New in this notebook:
- Trained@2015-06-28, validated@2015-12-28
- `min_child_weight=10` is much better than `min_child_weight=1`, try more trees to find the optimal number of iterations
- Overfitting appears to be a concern, consider the following parameters to control overfitting
    - Decrease `max_depth` to reduce complexity
    - Increase `min_child_weight` and `gamma` (alias `min_split_loss`) to control complexity. Prunes the splits where loss < `min_split_loss` (or `gamma`).
    - Decrease `subsample` and `colsample_bytree` to add more randomness
    - Reduce `eta` and increase `num_rounds` 
- Other parameters to reduce overfitting
    - `max_delta_step`: helpful in logistic regression when class is extremely imbalanced. Set it to 1-10.
    - `colsample_bylevel`: Subsample ratio of columns for each split, in each level.
    - `lambda`: L2 regularization
    - `alpha`: L1 regularization
    - `max_leaves`: Maximum number of nodes to be added. Only relevant when `grow_policy=lossguide`

In [1]:
from santander_helper import *

In [2]:
# Train, validation, and prediction
simulation_name = 'p3'
param = {'objective': 'multi:softprob', 
         'eta': 0.05, 
         'max_depth': 8,
         'silent': 1, 
         'num_class': len(target_cols),
         'eval_metric': 'mlogloss',
         'min_child_weight': 10,
         'subsample': 0.7,
         'colsample_bytree': 0.7,
         'seed': 0}
num_rounds = 200
n_repeat = 5

history, model_dict, y_pred, y_sub = \
    train_test_month(param, num_rounds, '2015-06-28', '2016-05-28', 
    sub_name='eda_4_32_{}.csv.gz'.format(simulation_name), 
    n_repeat=n_repeat, random_seed=54, 
    n_features=350, eval_train_flag=False)

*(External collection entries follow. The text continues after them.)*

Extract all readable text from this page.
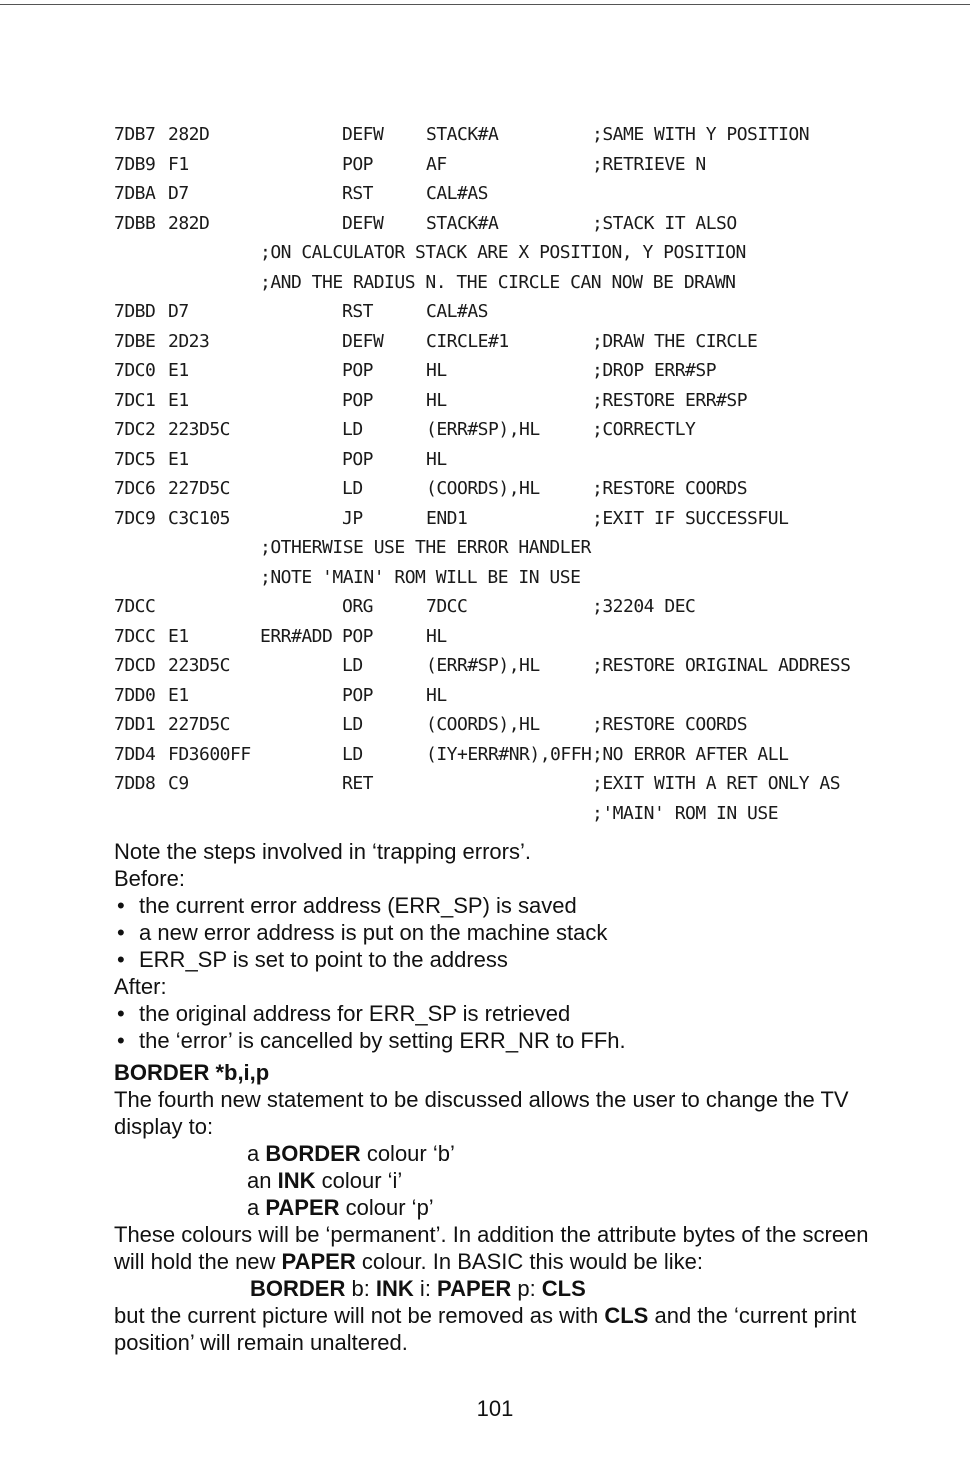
7DB7 282D	DEFW STACK#A	;SAME WITH Y POSITION
7DB9 F1	POP	AF	;RETRIEVE N
7DBA D7	RST	CAL#AS
7DBB 282D	DEFW STACK#A	;STACK IT ALSO
;ON CALCULATOR STACK ARE X POSITION, Y POSITION
;AND THE RADIUS N. THE CIRCLE CAN NOW BE DRAWN
7DBD D7	RST	CAL#AS
7DBE 2D23	DEFW CIRCLE#1	;DRAW THE CIRCLE
7DC0 E1	POP	HL	;DROP ERR#SP
7DC1 E1	POP	HL	;RESTORE ERR#SP
7DC2 223D5C	LD	(ERR#SP),HL	;CORRECTLY
7DC5 E1	POP	HL
7DC6 227D5C	LD	(COORDS),HL	;RESTORE COORDS
7DC9 C3C105	JP	END1	;EXIT IF SUCCESSFUL
;OTHERWISE USE THE ERROR HANDLER
;NOTE 'MAIN' ROM WILL BE IN USE
7DCC	ORG	7DCC	;32204 DEC
7DCC E1	ERR#ADD POP	HL
7DCD 223D5C	LD	(ERR#SP),HL	;RESTORE ORIGINAL ADDRESS
7DD0 E1	POP	HL
7DD1 227D5C	LD	(COORDS),HL	;RESTORE COORDS
7DD4 FD3600FF	LD	(IY+ERR#NR),0FFH ;NO ERROR AFTER ALL
7DD8 C9	RET	;EXIT WITH A RET ONLY AS
;'MAIN' ROM IN USE

Note the steps involved in ‘trapping errors’.

Before:

• the current error address (ERR_SP) is saved

• a new error address is put on the machine stack

• ERR_SP is set to point to the address

After:

• the original address for ERR_SP is retrieved

• the ‘error’ is cancelled by setting ERR_NR to FFh.

BORDER *b,i,p

The fourth new statement to be discussed allows the user to change the TV display to:

a BORDER colour ‘b’

an INK colour ‘i’

a PAPER colour ‘p’

These colours will be ‘permanent’. In addition the attribute bytes of the screen will hold the new PAPER colour. In BASIC this would be like:

BORDER b: INK i: PAPER p: CLS

but the current picture will not be removed as with CLS and the ‘current print position’ will remain unaltered.

101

# History and learning curve
history_train = history.xs(axis=1, level=[1, 2], key=['train', 'MAP@7']).copy()
history_train['mean'] = history_train.iloc[:, :n_repeat].mean(axis=1)
history_train['std'] = history_train.iloc[:, :n_repeat].std(axis=1)

history_val = history.xs(axis=1, level=[1, 2], key=['val', 'MAP@7']).copy()
history_val['mean'] = history_val.iloc[:, :n_repeat].mean(axis=1)
history_val['std'] = history_val.iloc[:, :n_repeat].std(axis=1)

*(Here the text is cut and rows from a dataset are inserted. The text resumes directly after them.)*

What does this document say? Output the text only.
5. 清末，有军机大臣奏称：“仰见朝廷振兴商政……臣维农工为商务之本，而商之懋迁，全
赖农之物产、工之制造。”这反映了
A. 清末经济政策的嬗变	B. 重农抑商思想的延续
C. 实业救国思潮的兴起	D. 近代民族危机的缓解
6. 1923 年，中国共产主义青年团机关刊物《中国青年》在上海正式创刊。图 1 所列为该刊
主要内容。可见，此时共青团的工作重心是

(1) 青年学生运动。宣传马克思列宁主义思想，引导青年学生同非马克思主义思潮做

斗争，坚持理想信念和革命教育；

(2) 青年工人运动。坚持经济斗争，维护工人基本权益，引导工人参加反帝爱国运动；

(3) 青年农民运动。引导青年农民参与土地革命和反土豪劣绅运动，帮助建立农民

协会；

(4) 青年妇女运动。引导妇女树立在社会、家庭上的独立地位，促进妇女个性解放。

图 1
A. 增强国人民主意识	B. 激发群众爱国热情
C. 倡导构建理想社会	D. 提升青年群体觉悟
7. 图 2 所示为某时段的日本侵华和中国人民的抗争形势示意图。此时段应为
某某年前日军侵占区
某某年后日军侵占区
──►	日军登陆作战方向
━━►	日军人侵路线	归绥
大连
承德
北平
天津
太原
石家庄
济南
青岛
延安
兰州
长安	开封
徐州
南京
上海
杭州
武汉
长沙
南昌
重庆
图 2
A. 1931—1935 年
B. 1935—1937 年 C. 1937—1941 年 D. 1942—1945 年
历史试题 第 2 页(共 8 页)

plt.figure(figsize=(16, 9))
# plt.plot(history_train['mean'])
# plt.fill_between(history_train.index, history_train['mean']+history_train['std'], history_train['mean']-history_train['std'], alpha=0.3)

plt.plot(history_val['mean'])
plt.fill_between(history_val.index, history_val['mean']+history_val['std'], history_val['mean']-history_val['std'], alpha=0.3)

plt.grid()

# Feature importance
fi = pd.DataFrame({i: model_dict[i].get_score(importance_type='gain') for i in range(n_repeat)})
fi['mean'] = fi.iloc[:, :n_repeat].mean(axis=1)
fi['std'] = fi.iloc[:, :n_repeat].std(axis=1)
fi.sort_values(by=['mean'], inplace=True, ascending=False)
# fi.reset_index(inplace=True)
#fi.to_csv('feature_importance_{}.csv'.format(simulation_name))

plt.rcParams.update({'figure.figsize': '16, 240'})
plt.rcParams.update({'font.size': '22'})
fig, ax = plt.subplots()
ax.barh(fi.index, fi['mean'].values, log=True, xerr=fi['std'].values)
ax.grid()
ax.tick_params(labelbottom=True,labeltop=True)
ax.set_ylim(fi.shape[0], -0.5)

plt.figure(figsize=(16, 9))
plt.plot(fi.values[:, n_repeat])
plt.grid()
plt.yscale('log')

# Save data
save_pickle('parameter_tune_eda_4_32_{}.pickle'.format(simulation_name), (history, model_dict, y_pred, y_sub, fi, param))

KeyboardInterrupt: 

In [None]:
history_val